Trustee Savings Banks Act 1969
- Parliament of the United Kingdom
- Long title: An Act to consolidate the Trustee Savings Banks Acts 1954 to 1968, with amendments to give effect to recommendations of the Law Commission and the Scottish Law Commission.
- Citation: 1969 c. 50
- Territorial extent: United Kingdom

Dates
- Royal assent: 25 July 1969
- Commencement: 1 October 1969
- Repealed: 30 January 1982

Other legislation
- Repealed by: Trustee Savings Banks Act 1981

Status: Repealed

Text of statute as originally enacted

= Trustee Savings Banks Act 1969 =

Act of the Parliament of the United Kingdom

The Trustee Savings Banks Act 1969 (c. 50) was an act of the Parliament of the United Kingdom that consolidated enactments related to trustee savings banks in the United Kingdom.

== Provisions ==
=== Repealed enactments ===
Section 96(1) of the act repealed 7 enactments and revoked 1 instrument, listed in parts I and II of schedule 3 to the act, respectively.
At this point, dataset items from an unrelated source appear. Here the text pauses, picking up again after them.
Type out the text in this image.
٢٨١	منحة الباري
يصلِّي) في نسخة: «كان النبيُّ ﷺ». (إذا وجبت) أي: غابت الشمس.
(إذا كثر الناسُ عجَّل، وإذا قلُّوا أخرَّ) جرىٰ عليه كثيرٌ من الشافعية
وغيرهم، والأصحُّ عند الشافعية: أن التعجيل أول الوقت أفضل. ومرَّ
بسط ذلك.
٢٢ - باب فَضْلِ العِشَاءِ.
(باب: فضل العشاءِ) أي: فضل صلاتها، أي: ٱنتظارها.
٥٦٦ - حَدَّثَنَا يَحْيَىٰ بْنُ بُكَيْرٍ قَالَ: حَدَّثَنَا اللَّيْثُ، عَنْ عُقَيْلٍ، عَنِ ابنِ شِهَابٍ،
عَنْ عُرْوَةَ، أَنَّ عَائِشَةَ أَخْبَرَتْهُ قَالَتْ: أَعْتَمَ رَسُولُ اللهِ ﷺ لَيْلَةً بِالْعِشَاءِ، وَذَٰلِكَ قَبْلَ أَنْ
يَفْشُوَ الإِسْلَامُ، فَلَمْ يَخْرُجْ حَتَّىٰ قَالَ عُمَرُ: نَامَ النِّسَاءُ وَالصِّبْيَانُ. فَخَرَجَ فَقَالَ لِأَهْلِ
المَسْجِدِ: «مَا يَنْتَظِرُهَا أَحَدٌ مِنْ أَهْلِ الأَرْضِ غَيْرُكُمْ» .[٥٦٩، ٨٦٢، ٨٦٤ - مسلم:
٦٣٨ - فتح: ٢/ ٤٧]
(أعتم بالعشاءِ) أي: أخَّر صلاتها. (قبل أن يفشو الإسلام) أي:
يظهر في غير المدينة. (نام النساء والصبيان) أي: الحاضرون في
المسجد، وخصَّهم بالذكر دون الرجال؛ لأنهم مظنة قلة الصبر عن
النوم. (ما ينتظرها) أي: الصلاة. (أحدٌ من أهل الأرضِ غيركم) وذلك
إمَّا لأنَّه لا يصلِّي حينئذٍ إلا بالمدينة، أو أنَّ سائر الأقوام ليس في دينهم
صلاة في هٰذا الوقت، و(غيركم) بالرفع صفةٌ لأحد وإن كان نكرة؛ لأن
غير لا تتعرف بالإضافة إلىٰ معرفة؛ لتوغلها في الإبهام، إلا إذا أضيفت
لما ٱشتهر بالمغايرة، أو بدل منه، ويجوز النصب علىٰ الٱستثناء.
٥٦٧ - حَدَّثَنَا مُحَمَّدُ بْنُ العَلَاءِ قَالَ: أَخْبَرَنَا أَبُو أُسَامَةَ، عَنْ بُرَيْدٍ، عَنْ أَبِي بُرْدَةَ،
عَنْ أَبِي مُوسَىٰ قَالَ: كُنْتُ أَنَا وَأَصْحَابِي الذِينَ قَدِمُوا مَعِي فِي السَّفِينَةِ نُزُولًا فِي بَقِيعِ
Part I – Enactments repealed by section 96(1)
| Citation | Short title | Extent of repeal |
|---|---|---|
| 2 & 3 Eliz. 2. c. 63 | Trustee Savings Banks Act 1954 | The whole act. |
| 3 & 4 Eliz. 2. c. 12 | Trustee Savings Banks (Pensions) Act 1955 | The whole act. |
| 6 & 7 Eliz. 2. c. 8 | Trustee Savings Banks Act 1958 | The whole act. |
| 9 & 10 Eliz. 2. c. 62 | Trustee Investments Act 1961 | In Schedule 4, in paragraph 4(1), the words from the beginning to "trustee and" and the words "and subsection (1) of section twenty of the Trustee Savings Banks Act 1954", paragraph 4(2), in paragraph 4(3), the words "and subsection (1) of section twenty-four of the Trustee Savings Banks Act 1954" and, in paragraph 5, the words "and the Trustee Savings Banks Act 1954" and the words from "or ordinary" to "bank". |
| 1964 c. 4 | Trustee Savings Banks Act 1964 | The whole act. |
| 1965 c. 32 | Administration of Estates (Small Payments) Act 1965 | In Schedule 1, in Part II, the entry relating to the Trustee Savings Banks Act 1954. |
| 1968 c. 6 | Trustee Savings Banks Act 1968 | The whole act. |

Part II – Order revoked by section 96(1)
| Citation | Title | Extent of revocation |
|---|---|---|
| SI 1955/842 | Trustee Savings Banks (Pensions) Order 1955 | Article 2. |

== Subsequent developments ==
The whole act was repealed by section 55(3) of, and schedule 8 to, the Trustee Savings Banks Act 1981, which came into force on 30 January 1982.